Friday, 28 April 2023

Excess demand for the Great Walks continues

In an opinion piece in the New Zealand Herald today, Thomas Bywater wrote:

The annual “bun fight” for bunks on the Milford and Routeburn tracks has become something of a tradition. Thousands of hopefuls log-in on opening day to try and book one of the 120 bunks on the “finest walks” in the world. Since moving to the online booking system, it’s become a bit of a lottery...

Many put the blame squarely on DoC for ruining their tramping holiday. Particularly international walkers, who said they had stayed up into the small hours of the morning to try and secure a place.

Bywater's solution to the problem is to create more Great Walks:

The only way to increase the number of bunks on the Great Walk network is to increase the number of Great Walks.

It’s a solution that the Department has only recently reached, with the addition of the Paparoa in 2019. As the fourth most well-subscribed trail on the network the West Coast trail has been a huge success.

That is only one way, not the only way, to improve things. Another is to recognise that, when there are more people wanting to buy a good or service than there is capacity to provide it, that means that there is excess demand for the good or service. Excess demand arises when the price is below the equilibrium price (the price that would equate the quantity demanded and quantity supplied of the good or service). This situation is shown in the diagram below. At the current market price for the Great Walks of P0, the quantity of huts demanded is QD, while the quantity of huts supplied (available) is QS. Since QD is greater than QS, there is excess demand (a shortage).

How do you get rid of excess demand? You allow the price to increase. If the price was P1 instead of P0, then both the quantity of huts demanded and the quantity of huts supplied would be Q1. There would be no more excess demand. Every tramper who was willing to pay P1 for a hut would get one. This is a point that I have made before (in relation to the free pricing of the Great Walks, rather than the price of huts). There are no good options for managing excess demand - either the price needs to increase, or some people are going to miss out.

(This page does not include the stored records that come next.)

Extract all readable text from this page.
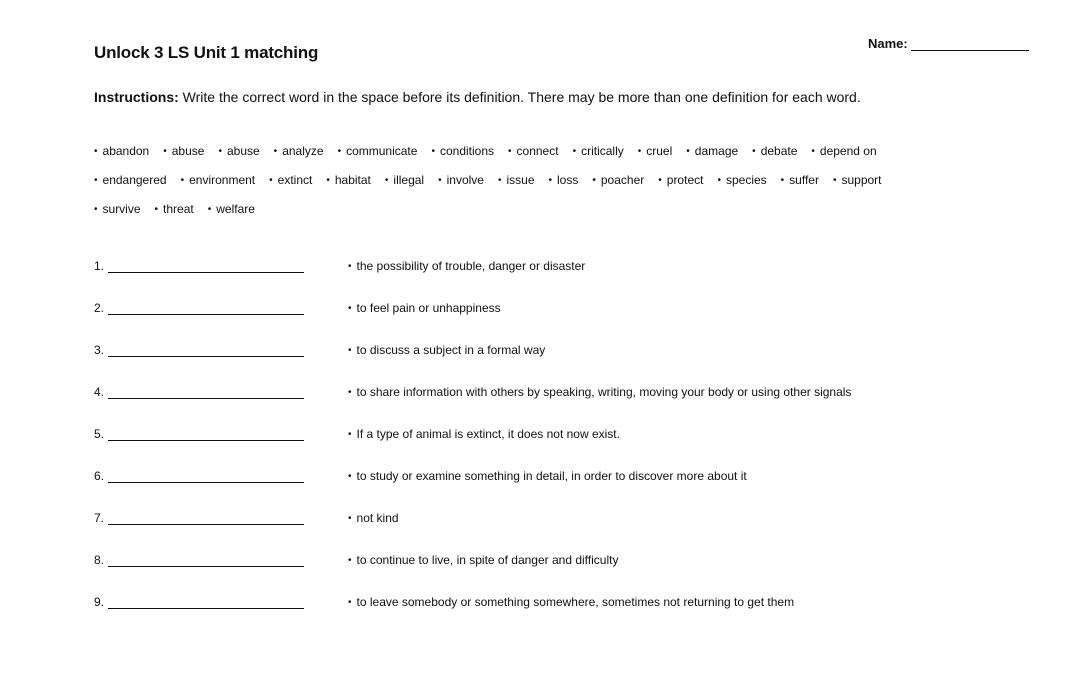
Unlock 3 LS Unit 1 matching	Name:
Instructions: Write the correct word in the space before its definition. There may be more than one definition for each word.
• abandon • abuse • abuse • analyze • communicate • conditions • connect • critically • cruel • damage • debate • depend on
• endangered • environment • extinct • habitat • illegal • involve • issue • loss • poacher • protect • species • suffer • support
• survive • threat • welfare
1.	• the possibility of trouble, danger or disaster
2.	• to feel pain or unhappiness
3.	• to discuss a subject in a formal way
4.	• to share information with others by speaking, writing, moving your body or using other signals
5.	• If a type of animal is extinct, it does not now exist.
6.	• to study or examine something in detail, in order to discover more about it
7.	• not kind
8.	• to continue to live, in spite of danger and difficulty
9.	• to leave somebody or something somewhere, sometimes not returning to get them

Building new Great Walks is a great idea in its own right. However, it will only impact demand for the Routeburn or Milford Tracks to the extent that the new Great Walk is a substitute. That the Paparoa Track quickly because the 'fourth most well-subscribed trail' and yet we still have serious excess demand for other Great Walks doesn't provide a strong endorsement of new tracks as a solution. Instead, it is more likely that the addition of new tracks simply adds new demand to the system as well as new supply.

On the plus side, I was happy to see this bit from Bywater's article:

For the first time since the pandemic, international visitors were able to vie for a place, albeit at a higher rate than domestic visitors. From those that were able to book a place on the Milford Track, last week, 35 per cent were from overseas.

Finally, we have price discrimination that favours domestic tourists over international tourists (as I have argued for before - see here and here). Now, we just need the prices (for both domestic and international trampers) to rise some more.